16) Rimane poi per me un mistero il motivo per cui metà articolo, che nel titolo sembrava riferito alla conferenza, sia invece un'intervista al dottor Alessandro Volta, che stimo peraltro al massimo sia come persona sia come professionista. Anzi, se tutti i pediatri, i ministri, i medici e i produttori di vaccini fossero persone integerrime, preparate, comprensive, attente e scrupolose come lui, in Italia avremmo probabilmente il 99% di vaccinati, senza bisogno di alcun obbligo. 


Se il vostro cronista non ha saputo trarre altri spunti significativi da ciò che è stato detto dai relatori, temo sia dovuto al fatto che fosse nettamente prevenuto sui contenuti della conferenza.
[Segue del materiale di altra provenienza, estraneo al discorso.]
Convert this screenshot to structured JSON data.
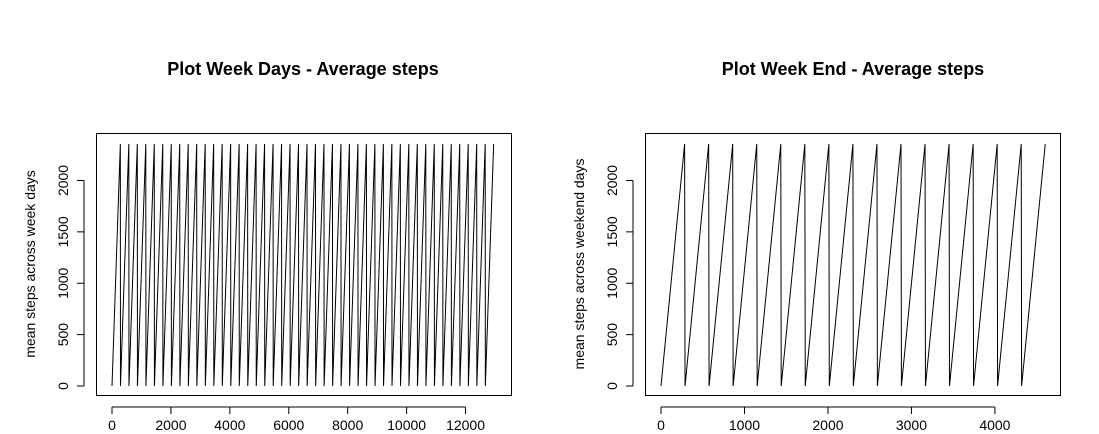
{
  "chart_data": [
    {
      "type": "line",
      "title": "Plot Week Days - Average steps",
      "xlabel": "",
      "ylabel": "mean steps across week days",
      "xlim": [
        0,
        13000
      ],
      "ylim": [
        0,
        2355
      ],
      "xticks": [
        0,
        2000,
        4000,
        6000,
        8000,
        10000,
        12000
      ],
      "yticks": [
        0,
        500,
        1000,
        1500,
        2000
      ],
      "grid": false,
      "series": [
        {
          "period": 288,
          "x_start": 0,
          "x_end": 12955,
          "y_min": 0,
          "y_max": 2355
        }
      ]
    },
    {
      "type": "line",
      "title": "Plot Week End - Average steps",
      "xlabel": "",
      "ylabel": "mean steps across weekend days",
      "xlim": [
        0,
        4600
      ],
      "ylim": [
        0,
        2355
      ],
      "xticks": [
        0,
        1000,
        2000,
        3000,
        4000
      ],
      "yticks": [
        0,
        500,
        1000,
        1500,
        2000
      ],
      "grid": false,
      "series": [
        {
          "period": 288,
          "x_start": 0,
          "x_end": 4607,
          "y_min": 0,
          "y_max": 2355
        }
      ]
    }
  ]
}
Ciò non depone né a suo favore, né a quello del vostro giornale che lo ha inviato a seguire l'evento, perchè il tono generale dell'articolo è chiaramente denigratorio e manipolatorio, oltre che contenente molte falsità.

Per quanto sopra scritto (e senza aver voluto andare troppo nei dettagli della critica al vostro articolo) chiedo da parte vostra pubbliche scuse ai partecipanti alla conferenza, agli organizzatori e soprattutto ai relatori. Oltre ad una rettifica delle informazioni false o inesatte in esso riportate. 

Se la cittadinanza (come oltre 24.000 persone hanno già fatto in rete durante le nostre 2 dirette streaming) vorrà ascoltare e giudicare autonomamente le parole del dottor Miedico, da sabato 8 luglio sarà disponibile su Youtube la registrazione integrale, in alta qualità video e audio, della conferenza.

Certo di un vostro cortese riscontro, saluto cordialmente.